I’ll get into this more in another post, but it’s worth noting that most of this year’s contenders aren’t built around One Indispensable QB taken with the #1 pick, and the ones that hew closest to the model (the Rams and the Browns) have the shakiest QB situations: Goff is an outright liability, and while Mayfield is decent 1)you hardly need a #1 overall pick to get essentially league-average production, and 2)the Browns would be in a stronger position had they just drafted DeShaun Watson rather than dicking around for another year because losing is the new winning or something.

Especially strange are the claims that winning was a disaster for the Jets that call Lawrence the best QB prospect than Andrew Luck. What’s weird about citing Luck as an exhibit in One Indispensable QB Theory should be obvious:

  • Luck was forced into an early retirement because the poorly run organization that drafted him never put any kind of infrastructure around him.
  • The Colts in Luck’s tenure topped out at “win the worst division in the league and then get the living shit stomped out of them in the conference finals.” Just a decade ago the Jets went just as far twice with Rex Ryan and Mark Sanchez for Chrissakes.
  • The best QB in Luck’s draft class was drafted in the 3rd round, several slots after a replacement-level punter.

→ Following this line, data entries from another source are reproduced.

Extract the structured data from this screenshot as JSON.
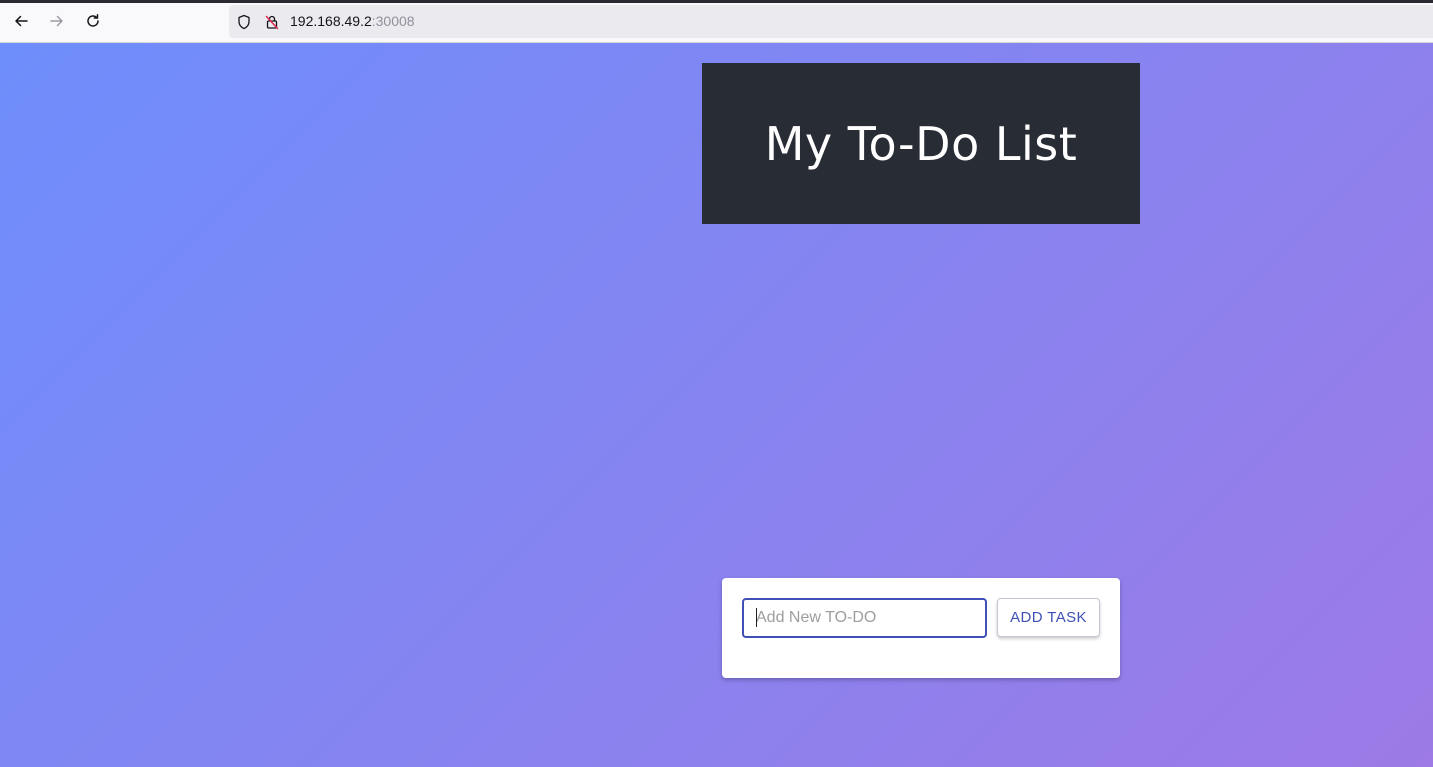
{
  "browser": {
    "url_host": "192.168.49.2",
    "url_port": ":30008",
    "icons": [
      "back-arrow-icon",
      "forward-arrow-icon",
      "reload-icon",
      "shield-icon",
      "insecure-lock-icon"
    ]
  },
  "app": {
    "title": "My To-Do List",
    "input_value": "",
    "input_placeholder": "Add New TO-DO",
    "add_button_label": "ADD TASK"
  },
  "colors": {
    "header_bg": "#282c34",
    "gradient_start": "#6e8efb",
    "gradient_end": "#9d7ae6",
    "accent": "#3f51b5"
  }
}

Sure, all things being equal I’d rather have Lawrence than the win. But if the Jets build a good organization they don’t need Trevor Lawrence specifically to win, and if they don’t they’re not winning anything even if they get Lawrence. And one thing Jets fans have learned in what would be two wins if not for Gregggggggg Williams is that they have a core of good young players — Becton, Williams, Maye, possibly Mims — who haven’t quit after two years of Adam Gase. That’s far from trivial.